Mad Max 2015 é uma viagem alucinante e poeirenta no deserto; um faroeste a mais de 200 km por hora.
Começamos dizendo que "Mad Max: Estrada da Fúria" condensa os três filmes feitos pelo diretor com o personagem num só: aqui evocam-se as obras de 1979, 1981 e 1985. Trinta e seis anos depois do primeiro e trinta depois do último, era de se perguntar o porquê da volta à ativa. Seria apenas para arrecadar mais dinheiro? Ou para prosseguir na saga do "cavaleiro das estradas", agora mais velho? Experimentar filmar sem Mel Gibson no papel-título? Eis que o diretor nos entrega um produto ao mesmo tempo fiel e diferente dos três anteriores, surpreendendo quem esperava algo convencional, como uma resposta à alguma daquelas perguntas.
George Miller nada fez de convencional: misturou uma ação ainda mais alucinante na perseguição de carros com um deserto ainda mais fantástico, tudo num visual que mistura Ilha-da-Caveira, punk e heavy metal.
Criou personagens icônicos, como um semi-deus-demoníaco - Immortal joe - que tem um harém de lindas garotas e pavorosas damas-de-leite que alimentam seus guerreiros; um barão gigante faminto por lucros; um guitarrista de heavy-metal cuja função é tocar sua guitarra na frente do carro, nas perseguições, para dar mais gás aos guerreiros. Em resumo, personagens que, quanto mais perdem sua humanidade, mais se deformam. Há ainda velhas senhoras peritas no tiro e na moto, cuja humanidade de um passado distante existe, mas não intacta.
Charlize Theron é Furiosa, uma das generais do Immortal Joe, que foge com as garotas dele para dar a elas e à humanidade um novo futuro. Max, por sua vez, é no início do filme capturado para servir como banco-de-sangue a guerreiros que precisam de sangue para conservar sua saúde, uma vez que só se alimentam de leite.

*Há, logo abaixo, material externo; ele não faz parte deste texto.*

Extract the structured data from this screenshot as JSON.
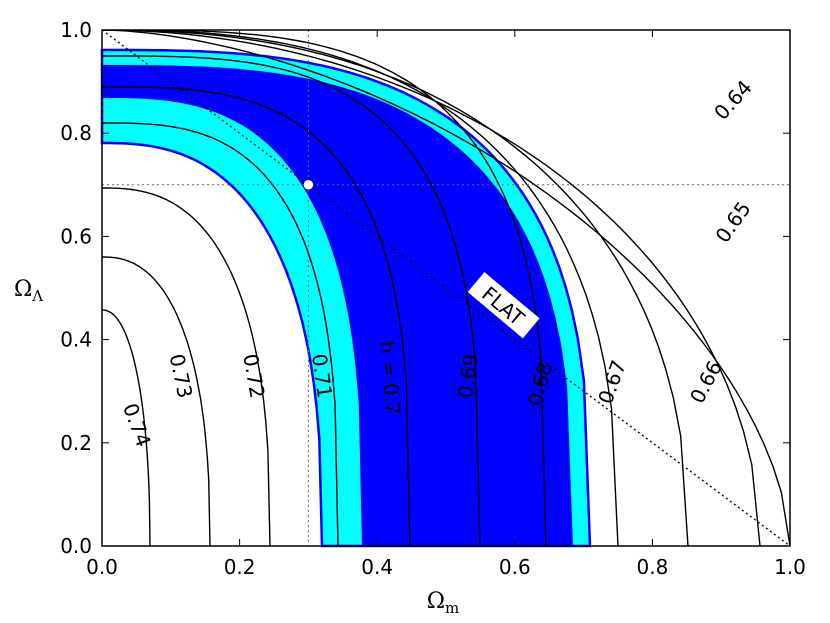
{
  "chart_data": {
    "type": "contour",
    "xlabel_main": "Ω",
    "xlabel_sub": "m",
    "ylabel_main": "Ω",
    "ylabel_sub": "Λ",
    "xlim": [
      0,
      1
    ],
    "ylim": [
      0,
      1
    ],
    "xticks": [
      "0.0",
      "0.2",
      "0.4",
      "0.6",
      "0.8",
      "1.0"
    ],
    "yticks": [
      "0.0",
      "0.2",
      "0.4",
      "0.6",
      "0.8",
      "1.0"
    ],
    "fiducial_point": {
      "x": 0.3,
      "y": 0.7
    },
    "flat_line": {
      "from": [
        0,
        1
      ],
      "to": [
        1,
        0
      ],
      "label": "FLAT"
    },
    "contour_levels": [
      {
        "label": "0.74"
      },
      {
        "label": "0.73"
      },
      {
        "label": "0.72"
      },
      {
        "label": "0.71"
      },
      {
        "label": "h = 0.7"
      },
      {
        "label": "0.69"
      },
      {
        "label": "0.68"
      },
      {
        "label": "0.67"
      },
      {
        "label": "0.66"
      },
      {
        "label": "0.65"
      },
      {
        "label": "0.64"
      }
    ],
    "confidence_regions": [
      {
        "name": "outer",
        "color": "#00ffff"
      },
      {
        "name": "inner",
        "color": "#0000ff"
      }
    ]
  }
}
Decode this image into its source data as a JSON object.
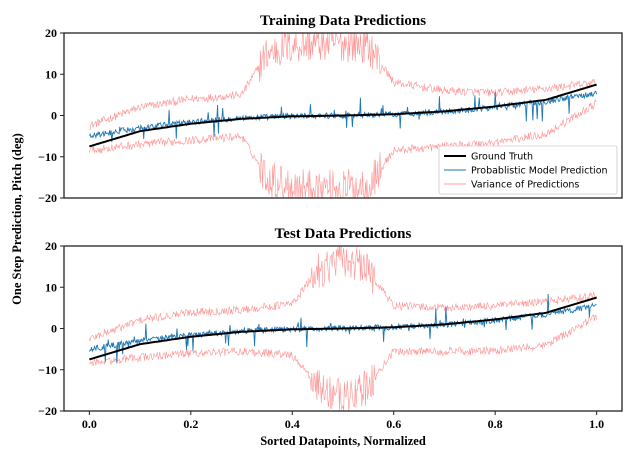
{
  "figure": {
    "ylabel": "One Step Prediction, Pitch (deg)",
    "xlabel": "Sorted Datapoints, Normalized"
  },
  "legend": {
    "entries": [
      "Ground Truth",
      "Probablistic Model Prediction",
      "Variance of Predictions"
    ],
    "placement": "lower-right of top panel"
  },
  "colors": {
    "ground_truth": "#000000",
    "prediction": "#1f77b4",
    "variance": "#ff8080",
    "axes": "#222222"
  },
  "chart_data": [
    {
      "type": "line",
      "title": "Training Data Predictions",
      "xlim": [
        -0.05,
        1.05
      ],
      "ylim": [
        -20,
        20
      ],
      "yticks": [
        20,
        10,
        0,
        -10,
        -20
      ],
      "yticklabels": [
        "20",
        "10",
        "0",
        "−10",
        "−20"
      ],
      "show_xticks": false,
      "grid": false,
      "series": [
        {
          "name": "Ground Truth",
          "x": [
            0.0,
            0.1,
            0.2,
            0.3,
            0.4,
            0.5,
            0.6,
            0.7,
            0.8,
            0.9,
            1.0
          ],
          "y": [
            -7.5,
            -3.8,
            -2.0,
            -0.8,
            -0.2,
            0.0,
            0.3,
            1.0,
            2.2,
            3.8,
            7.5
          ]
        },
        {
          "name": "Probablistic Model Prediction",
          "x": [
            0.0,
            0.1,
            0.2,
            0.3,
            0.4,
            0.5,
            0.6,
            0.7,
            0.8,
            0.9,
            1.0
          ],
          "y": [
            -5.0,
            -3.0,
            -1.6,
            -0.6,
            -0.1,
            0.0,
            0.3,
            0.9,
            2.0,
            3.4,
            5.5
          ]
        },
        {
          "name": "Variance of Predictions",
          "x": [
            0.0,
            0.1,
            0.2,
            0.3,
            0.35,
            0.4,
            0.45,
            0.5,
            0.55,
            0.6,
            0.7,
            0.8,
            0.9,
            1.0
          ],
          "upper": [
            -2.5,
            2.0,
            4.0,
            5.0,
            15.0,
            17.0,
            17.5,
            17.5,
            17.0,
            8.0,
            6.0,
            5.5,
            6.5,
            8.0
          ],
          "lower": [
            -8.5,
            -7.0,
            -6.0,
            -5.0,
            -15.0,
            -17.0,
            -17.5,
            -17.5,
            -17.0,
            -8.5,
            -7.5,
            -6.5,
            -4.5,
            3.0
          ]
        }
      ]
    },
    {
      "type": "line",
      "title": "Test Data Predictions",
      "xlim": [
        -0.05,
        1.05
      ],
      "ylim": [
        -20,
        20
      ],
      "yticks": [
        20,
        10,
        0,
        -10,
        -20
      ],
      "yticklabels": [
        "20",
        "10",
        "0",
        "−10",
        "−20"
      ],
      "xticks": [
        0.0,
        0.2,
        0.4,
        0.6,
        0.8,
        1.0
      ],
      "xticklabels": [
        "0.0",
        "0.2",
        "0.4",
        "0.6",
        "0.8",
        "1.0"
      ],
      "show_xticks": true,
      "grid": false,
      "series": [
        {
          "name": "Ground Truth",
          "x": [
            0.0,
            0.1,
            0.2,
            0.3,
            0.4,
            0.5,
            0.6,
            0.7,
            0.8,
            0.9,
            1.0
          ],
          "y": [
            -7.5,
            -3.8,
            -2.0,
            -0.8,
            -0.2,
            0.0,
            0.3,
            1.0,
            2.2,
            3.8,
            7.5
          ]
        },
        {
          "name": "Probablistic Model Prediction",
          "x": [
            0.0,
            0.1,
            0.2,
            0.3,
            0.4,
            0.5,
            0.6,
            0.7,
            0.8,
            0.9,
            1.0
          ],
          "y": [
            -5.0,
            -3.0,
            -1.6,
            -0.6,
            -0.1,
            0.0,
            0.3,
            0.9,
            2.0,
            3.4,
            5.5
          ]
        },
        {
          "name": "Variance of Predictions",
          "x": [
            0.0,
            0.1,
            0.2,
            0.3,
            0.4,
            0.45,
            0.5,
            0.55,
            0.6,
            0.7,
            0.8,
            0.9,
            1.0
          ],
          "upper": [
            -2.5,
            2.0,
            4.0,
            4.5,
            6.0,
            14.0,
            17.0,
            14.0,
            5.5,
            5.0,
            5.5,
            6.5,
            8.0
          ],
          "lower": [
            -8.5,
            -7.0,
            -6.0,
            -5.5,
            -6.5,
            -14.0,
            -17.0,
            -14.0,
            -5.5,
            -5.5,
            -5.5,
            -4.0,
            3.0
          ]
        }
      ]
    }
  ]
}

Essa humanidade doentia não precisa ser analisada, explicada: os personagens falam por si em sua aparência e ações. Daí o filme não perde tempo com explicações: não é para ser compreendido, e sim sentido.
Da primeira obra reconheci mais pelos flashbacks de Max, em que ele relembra sua vida de patrulheiro rodoviário numa sociedade em desagregação, e as pessoas que não pôde salvar - principalmente sua família.
Da segunda, temos as cenas de ação primorosas e o gosto por personagens que se tornaram ícones daquele filme e que, de alguma forma, reaparecem: como a garota de cabelos-loiros e feições de patricinha, vivendo no meio de um agrupamento no deserto; o garoto que apenas grunhe e vive num buraco, inseparável de um bumerangue e de uma caixinha de músicas; uma mulher guerreira, que lembra uma ranger; o chefe dos vilões, bombado e com uma máscara que lembra a de Jason. Em 2015 George Miller levou as figuras a um patamar bem mais alto no quesito esquisitice.
Com o terceiro - o mais fraco, mas não ruim - associei a figura da Rainha Tina Tuner e sua "cúpula do trovão" que continha tosca civilidade, contrastada à quase total falta de humanidade de agora, bem como à busca por um lugar verde, onde se possa ser feliz, fora do deserto, da gasolina e da morte, feito para as pessoas boas. Como diz a música dos Guns and Roses,
"Take me down to the Paradise City
Here the grass is green
and the girls are pretty..."
É difícil não fazer uma leitura de Mad Max que não evoque os filmes de faroeste, principalmente os de Sergio Leone e Sam Peckimpah. A cavalgada pelo pó do deserto é substituída pelo ronco dos motores de máquinas monstruosas: um mundo muito mais bruto e mortal, sangrento, que cheira muito mais a gasolina que à pólvora do "bang-bang" das pistolas.
Destaque para Charlize Theron, que como Furiosa praticamente rouba o papel de Max, desta vez mais discreto no ator Tom Hardy. Mas ela não se limita a ser uma versão feminina dele. Furiosa não é Max. Embora, em comum, ambos tenham algo: querem se redimir, sentimento tão humano este. E por mais que não pareça à primeira vista, Mad Max 2015 é um filme todo humano, seja pelo cuidado do seu diretor com sua obra, com a paixão com que a fez, com o uso da linguagem cinematográfica e com os sentimentos que sua história nos desperta na tênue linha entre humanidade/desumanidade e as antíteses que estas encerram.